Ao se deparar com a palavra “rascunho”,
logo vem à mente um texto inacabado, algo que ainda necessite de algum esmero,
ou aperfeiçoamento; um esboço antes de ser passado a limpo.
Já o termo “ócio”, que significa
descanso, folga do trabalho, é o verbete que mais nos interessa para o momento.
Explico:
A concepção de “Rascunhos do ócio”
surgiu a partir da obra “O Mito de Sísifo” do escritor franco-argelino Albert
Camus, que trata, entre outros temas, principalmente do absurdo da vida do
homem.
O mito grego originalmente nos traz
Sísifo como uma figura que, por afrontar os deuses, fora condenada por toda a
eternidade a rolar um rochedo montanha acima; mas todas as vezes que parecia
seu trabalho ter findado, Sísifo via o pesado fardo despencar montanha abaixo e
se punha obrigado a descer e empurrar o rochedo da base até o topo novamente.
Camus, no entanto, vai muito além do
mito – o autor trabalha temas que em momento oportuno terão atenção especial
aqui –, mas o que importa agora é o momento da descida de Sísifo, ou, nas palavras
de Camus: “É durante esse retorno, essa pausa, que Sísifo me interessa.”
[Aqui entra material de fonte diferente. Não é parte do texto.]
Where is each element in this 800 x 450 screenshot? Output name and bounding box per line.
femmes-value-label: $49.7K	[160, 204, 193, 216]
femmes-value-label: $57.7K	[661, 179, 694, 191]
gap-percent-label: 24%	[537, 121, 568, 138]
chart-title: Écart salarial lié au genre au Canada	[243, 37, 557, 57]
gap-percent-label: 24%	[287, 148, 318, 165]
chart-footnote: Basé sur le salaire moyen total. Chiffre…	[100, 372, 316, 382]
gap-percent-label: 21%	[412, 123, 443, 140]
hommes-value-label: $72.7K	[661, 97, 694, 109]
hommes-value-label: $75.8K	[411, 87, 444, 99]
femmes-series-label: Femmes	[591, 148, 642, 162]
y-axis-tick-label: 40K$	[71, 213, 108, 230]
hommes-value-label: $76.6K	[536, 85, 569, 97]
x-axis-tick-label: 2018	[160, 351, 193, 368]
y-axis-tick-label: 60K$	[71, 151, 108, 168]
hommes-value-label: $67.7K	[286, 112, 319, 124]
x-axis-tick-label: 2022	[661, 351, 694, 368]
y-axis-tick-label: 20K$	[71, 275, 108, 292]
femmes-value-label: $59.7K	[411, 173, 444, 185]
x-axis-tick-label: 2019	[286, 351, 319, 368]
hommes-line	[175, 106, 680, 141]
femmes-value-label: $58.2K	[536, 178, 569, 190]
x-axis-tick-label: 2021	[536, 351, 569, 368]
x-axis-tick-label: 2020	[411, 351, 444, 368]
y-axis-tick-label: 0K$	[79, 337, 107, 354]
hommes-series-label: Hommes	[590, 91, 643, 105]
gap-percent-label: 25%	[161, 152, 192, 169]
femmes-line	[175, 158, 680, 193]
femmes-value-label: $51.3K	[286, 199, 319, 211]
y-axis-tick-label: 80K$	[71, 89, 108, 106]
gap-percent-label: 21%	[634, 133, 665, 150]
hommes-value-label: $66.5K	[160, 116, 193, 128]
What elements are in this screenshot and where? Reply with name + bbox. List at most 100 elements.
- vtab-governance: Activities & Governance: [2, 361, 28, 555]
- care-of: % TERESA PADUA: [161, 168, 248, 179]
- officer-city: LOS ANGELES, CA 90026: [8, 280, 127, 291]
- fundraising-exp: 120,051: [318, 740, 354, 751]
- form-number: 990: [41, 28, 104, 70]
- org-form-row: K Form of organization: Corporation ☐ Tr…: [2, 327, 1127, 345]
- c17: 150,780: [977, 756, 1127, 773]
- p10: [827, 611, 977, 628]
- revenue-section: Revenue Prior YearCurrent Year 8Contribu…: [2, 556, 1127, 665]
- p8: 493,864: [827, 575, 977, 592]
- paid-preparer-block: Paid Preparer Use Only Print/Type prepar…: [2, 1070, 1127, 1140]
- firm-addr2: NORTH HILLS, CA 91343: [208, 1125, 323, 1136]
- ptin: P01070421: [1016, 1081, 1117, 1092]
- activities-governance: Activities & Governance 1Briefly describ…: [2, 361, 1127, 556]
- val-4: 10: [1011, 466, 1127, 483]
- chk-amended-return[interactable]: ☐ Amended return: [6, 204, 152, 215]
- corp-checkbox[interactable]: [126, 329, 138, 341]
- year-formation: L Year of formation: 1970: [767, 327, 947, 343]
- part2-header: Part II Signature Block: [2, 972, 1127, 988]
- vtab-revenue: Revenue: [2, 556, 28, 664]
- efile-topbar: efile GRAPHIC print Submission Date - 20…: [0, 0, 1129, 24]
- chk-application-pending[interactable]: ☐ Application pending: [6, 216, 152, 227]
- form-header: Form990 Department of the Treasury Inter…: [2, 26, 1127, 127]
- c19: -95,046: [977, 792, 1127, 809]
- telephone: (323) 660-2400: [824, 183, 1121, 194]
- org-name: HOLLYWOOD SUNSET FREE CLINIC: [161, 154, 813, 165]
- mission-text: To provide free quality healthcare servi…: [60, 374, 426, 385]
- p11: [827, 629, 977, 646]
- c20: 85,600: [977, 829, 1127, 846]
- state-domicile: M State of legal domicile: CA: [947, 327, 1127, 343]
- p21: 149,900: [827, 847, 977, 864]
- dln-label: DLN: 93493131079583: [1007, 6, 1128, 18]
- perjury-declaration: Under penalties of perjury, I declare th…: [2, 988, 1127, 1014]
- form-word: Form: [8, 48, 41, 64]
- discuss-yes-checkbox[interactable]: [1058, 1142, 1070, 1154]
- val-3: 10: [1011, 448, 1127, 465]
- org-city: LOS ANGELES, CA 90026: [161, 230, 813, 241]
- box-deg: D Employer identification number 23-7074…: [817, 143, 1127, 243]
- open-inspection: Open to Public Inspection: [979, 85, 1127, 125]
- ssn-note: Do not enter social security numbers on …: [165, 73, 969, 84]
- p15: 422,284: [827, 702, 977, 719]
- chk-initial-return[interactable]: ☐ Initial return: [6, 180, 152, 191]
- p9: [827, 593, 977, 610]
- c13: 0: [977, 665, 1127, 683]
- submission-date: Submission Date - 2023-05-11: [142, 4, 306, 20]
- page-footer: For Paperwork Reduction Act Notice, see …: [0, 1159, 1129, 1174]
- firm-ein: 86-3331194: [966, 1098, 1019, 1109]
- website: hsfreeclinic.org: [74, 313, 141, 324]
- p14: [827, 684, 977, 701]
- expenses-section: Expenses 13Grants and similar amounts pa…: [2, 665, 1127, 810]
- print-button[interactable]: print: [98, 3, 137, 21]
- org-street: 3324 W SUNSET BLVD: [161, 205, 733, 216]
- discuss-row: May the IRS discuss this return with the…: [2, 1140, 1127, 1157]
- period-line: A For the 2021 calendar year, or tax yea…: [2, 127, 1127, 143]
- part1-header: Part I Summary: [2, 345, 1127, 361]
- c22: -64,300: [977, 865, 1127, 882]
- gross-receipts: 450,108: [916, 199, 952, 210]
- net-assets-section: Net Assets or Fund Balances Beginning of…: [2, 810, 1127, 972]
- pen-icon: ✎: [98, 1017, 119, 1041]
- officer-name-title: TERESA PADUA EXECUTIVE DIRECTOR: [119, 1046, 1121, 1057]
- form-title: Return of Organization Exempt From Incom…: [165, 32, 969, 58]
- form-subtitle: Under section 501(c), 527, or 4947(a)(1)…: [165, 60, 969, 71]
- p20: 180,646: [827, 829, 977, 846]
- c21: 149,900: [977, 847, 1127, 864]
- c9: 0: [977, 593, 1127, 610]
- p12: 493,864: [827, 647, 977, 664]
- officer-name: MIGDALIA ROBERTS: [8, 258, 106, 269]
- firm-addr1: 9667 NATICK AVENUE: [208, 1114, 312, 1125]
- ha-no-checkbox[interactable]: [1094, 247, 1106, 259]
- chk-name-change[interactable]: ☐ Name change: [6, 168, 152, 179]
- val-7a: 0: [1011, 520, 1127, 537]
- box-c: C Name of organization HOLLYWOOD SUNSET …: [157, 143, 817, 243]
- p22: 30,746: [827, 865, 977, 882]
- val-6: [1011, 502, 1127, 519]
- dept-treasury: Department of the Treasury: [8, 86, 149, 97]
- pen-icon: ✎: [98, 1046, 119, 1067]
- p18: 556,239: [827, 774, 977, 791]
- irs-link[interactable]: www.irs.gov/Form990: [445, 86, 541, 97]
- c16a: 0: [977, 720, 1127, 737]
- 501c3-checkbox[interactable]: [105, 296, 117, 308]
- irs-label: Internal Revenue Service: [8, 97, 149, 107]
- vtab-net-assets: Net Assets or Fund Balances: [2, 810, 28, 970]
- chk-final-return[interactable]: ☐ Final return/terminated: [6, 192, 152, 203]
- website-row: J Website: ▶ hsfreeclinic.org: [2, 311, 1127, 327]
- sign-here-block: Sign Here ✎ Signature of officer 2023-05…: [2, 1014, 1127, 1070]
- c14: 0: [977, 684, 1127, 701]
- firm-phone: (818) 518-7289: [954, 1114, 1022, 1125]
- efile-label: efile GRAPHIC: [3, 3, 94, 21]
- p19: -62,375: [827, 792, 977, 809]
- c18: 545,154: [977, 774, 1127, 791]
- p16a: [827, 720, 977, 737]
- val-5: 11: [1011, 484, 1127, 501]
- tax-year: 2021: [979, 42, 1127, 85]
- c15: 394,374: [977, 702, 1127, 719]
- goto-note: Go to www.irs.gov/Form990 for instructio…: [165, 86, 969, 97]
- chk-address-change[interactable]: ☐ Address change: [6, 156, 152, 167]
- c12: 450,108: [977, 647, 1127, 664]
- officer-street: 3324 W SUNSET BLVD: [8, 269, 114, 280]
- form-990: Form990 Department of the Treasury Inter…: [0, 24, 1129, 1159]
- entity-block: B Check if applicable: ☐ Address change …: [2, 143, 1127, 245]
Ocasião esta que, segundo Camus, é de
suma importância para a tomada de consciência de sua condição, “Essa hora que é
como uma respiração [...] essa hora é aquela da consciência”.
Discorre ainda o autor: “Se esse mito
é trágico, é que seu herói é consciente. [...] O operário de hoje trabalha
todos os dias de sua vida nas mesmas tarefas e esse destino não é menos
absurdo. Mas ele só é trágico nos raros momentos em que se torna consciente.
Sísifo [...] conhece toda a extensão de sua condição miserável: é nela que
pensa enquanto desce”. Camus ainda diz: “No entanto, só existe um mundo. A
felicidade e o absurdo são dois filhos da mesma terra. São inseparáveis”. Dessa
forma, “é preciso imaginar Sísifo feliz”, pois ele é um ser consciente e “seu
destino lhe pertence. Seu rochedo é sua questão”.
O “ócio” aqui, portanto, deverá ser
entendido como o tempo em que Sísifo se encontra descendo a montanha, enquanto “descansa”
de seu árduo e perpétuo trabalho; momento este que deverá ser percebido como
uma pausa para reflexão, oportunidade de compreender nossa própria condição
humana, de Sísifos que somos.
Os rascunhos do ócio, então, podem ser
entendidos como anotações feitas durante essa descida.